Anyway, I brought him to his vet for his six month checkup last week and revisited his diet with the vet. After the visit, she sent me an email, saying she looked further into my kitty's dry food and has some concerns. She informed me, which I was not aware of, that high protein diets have the propensity to cause and/or exacerbate kidney disease, especially in geriatric cats, which my kitty is. She said I can still give him the Young Again dry food but highly encouraged he get blood work every six month, which I of course, am willing to do. She also gave me the name of two dry foods to look into if I decide to switch his dry food. One is Purina ProPlan DM, which has 18% carbs and the other is Hill's MD that has 15% carbs. Both dry foods are higher than 10% of carbs. I know it is recommended for diabetic cats that they have no more than 10% carbohydrates as their maintenance diet. The vet said the carbohydrate contents listed are both higher than the 10% recommendation, but they are considered "maximum" values, meaning that the diet may contain less than that percentage. Unfortunately, this is how values are reported in veterinary diets. So, given that fact, they are still the 'lowest' carbohydrate-containing diets. Because they are still both high in protein we still recommend monitoring kidney values regardless of whichever diet you choose.
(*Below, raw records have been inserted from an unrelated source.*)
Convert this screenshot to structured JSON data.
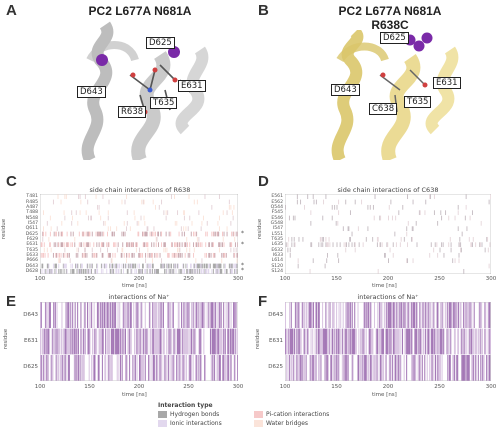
{
  "panels": {
    "A": {
      "letter": "A",
      "title": "PC2 L677A N681A",
      "residues": [
        "D625",
        "D643",
        "E631",
        "R638",
        "T635"
      ]
    },
    "B": {
      "letter": "B",
      "title_line1": "PC2 L677A N681A",
      "title_line2": "R638C",
      "residues": [
        "D625",
        "D643",
        "E631",
        "C638",
        "T635"
      ]
    },
    "C": {
      "letter": "C"
    },
    "D": {
      "letter": "D"
    },
    "E": {
      "letter": "E"
    },
    "F": {
      "letter": "F"
    }
  },
  "colors": {
    "hydrogen_bonds": "#a8a8a8",
    "ionic_interactions": "#e2d8ee",
    "pi_cation_interactions": "#f6c9c9",
    "water_bridges": "#fbe4da",
    "na_bar_light": "#d9c4e1",
    "na_bar_dark": "#a478b6",
    "helix_gray": "#b9b9b9",
    "helix_yellow": "#e6d27a",
    "sodium": "#7a2aa8"
  },
  "legend": {
    "title": "Interaction type",
    "items": [
      {
        "label": "Hydrogen bonds",
        "color_key": "hydrogen_bonds"
      },
      {
        "label": "Ionic interactions",
        "color_key": "ionic_interactions"
      },
      {
        "label": "Pi-cation interactions",
        "color_key": "pi_cation_interactions"
      },
      {
        "label": "Water bridges",
        "color_key": "water_bridges"
      }
    ]
  },
  "chart_data": [
    {
      "id": "C",
      "type": "heatmap",
      "title": "side chain interactions of R638",
      "xlabel": "time [ns]",
      "ylabel": "residue",
      "xlim": [
        100,
        300
      ],
      "x_ticks": [
        100,
        150,
        200,
        250,
        300
      ],
      "rows": [
        "T481",
        "R485",
        "A487",
        "T488",
        "N548",
        "I547",
        "Q611",
        "D625",
        "F629",
        "E631",
        "T635",
        "E633",
        "P666",
        "D643",
        "D628"
      ],
      "starred_rows": [
        "D625",
        "E631",
        "D643",
        "D628"
      ],
      "row_density": [
        0.05,
        0.05,
        0.05,
        0.08,
        0.05,
        0.05,
        0.08,
        0.35,
        0.05,
        0.45,
        0.1,
        0.35,
        0.05,
        0.55,
        0.55
      ]
    },
    {
      "id": "D",
      "type": "heatmap",
      "title": "side chain interactions of C638",
      "xlabel": "time [ns]",
      "ylabel": "residue",
      "xlim": [
        100,
        300
      ],
      "x_ticks": [
        100,
        150,
        200,
        250,
        300
      ],
      "rows": [
        "E561",
        "E562",
        "Q544",
        "F545",
        "E546",
        "G548",
        "I547",
        "L551",
        "T635",
        "L635",
        "E632",
        "I633",
        "L614",
        "S120",
        "S124"
      ],
      "row_density": [
        0.04,
        0.04,
        0.04,
        0.04,
        0.04,
        0.04,
        0.04,
        0.04,
        0.12,
        0.2,
        0.04,
        0.04,
        0.04,
        0.02,
        0.02
      ]
    },
    {
      "id": "E",
      "type": "heatmap",
      "title": "interactions of Na⁺",
      "xlabel": "time [ns]",
      "ylabel": "residue",
      "xlim": [
        100,
        300
      ],
      "x_ticks": [
        100,
        150,
        200,
        250,
        300
      ],
      "rows": [
        "D643",
        "E631",
        "D625"
      ],
      "row_density": [
        0.55,
        0.7,
        0.5
      ]
    },
    {
      "id": "F",
      "type": "heatmap",
      "title": "interactions of Na⁺",
      "xlabel": "time [ns]",
      "ylabel": "residue",
      "xlim": [
        100,
        300
      ],
      "x_ticks": [
        100,
        150,
        200,
        250,
        300
      ],
      "rows": [
        "D643",
        "E631",
        "D625"
      ],
      "row_density": [
        0.55,
        0.75,
        0.6
      ]
    }
  ]
}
So, I'm a bit confused. Those two other dry foods are still high in protein AND higher in carbs. Hill’s DM has 52.6% protein and Young Again Zero has 54% protein. Not a huge difference. My question is let’s say I choose Hills MD (15% carbs), is that going to make his sugar spike since he’s on a zero carb diet right now?

I emailed my vet back on Friday expressing my concerns but she has not gotten back to me yet. I'm just very confused and frustrated. I want to give my kitty a well balanced diet but it doesn't seem like it's possible. I want to be able to give him a dry food that won't damage his kidney's or take him out of remission.

Does anyone on here have any good recommendations for a low carb and not a crazy high protein dry food?

Thank you so much in advance for your time!
 
If you feed the 15% and 18% carb food you are feeding a high carb diet. So I would definitely not go down that track with a cat in remission.
For some reason vets love prescription foods. They have nothing special in them. And as you can see the protein content is almost the same.
Also unless your kitty has advanced kidney disease, there is no need to restrict protein in the diet. The current thinking for kidney disease, is that a diet higher in protein and lower in phosphorus is the way to go and maintains a good muscle mass. Feeding low protein is old thinking.

Personally if he were my cat, I would stay with the canned food you are currently feeding and the much lower carb dry food.
Having had a diabetic cat fall out of remission, I would do everything possible to keep him in remission.
 
I've dealt with kidney disease in a couple of our kitties over the years. Unfortunately I found that once I switched them over to the prescription diets, they declined much faster than they were on their normal diet. I don't trust the vet prescribed diets as I believe they don't provide enough of what kitties need, especially when they're already sick. I didn't know about the high carbs at the time, I just knew that the food made things worse.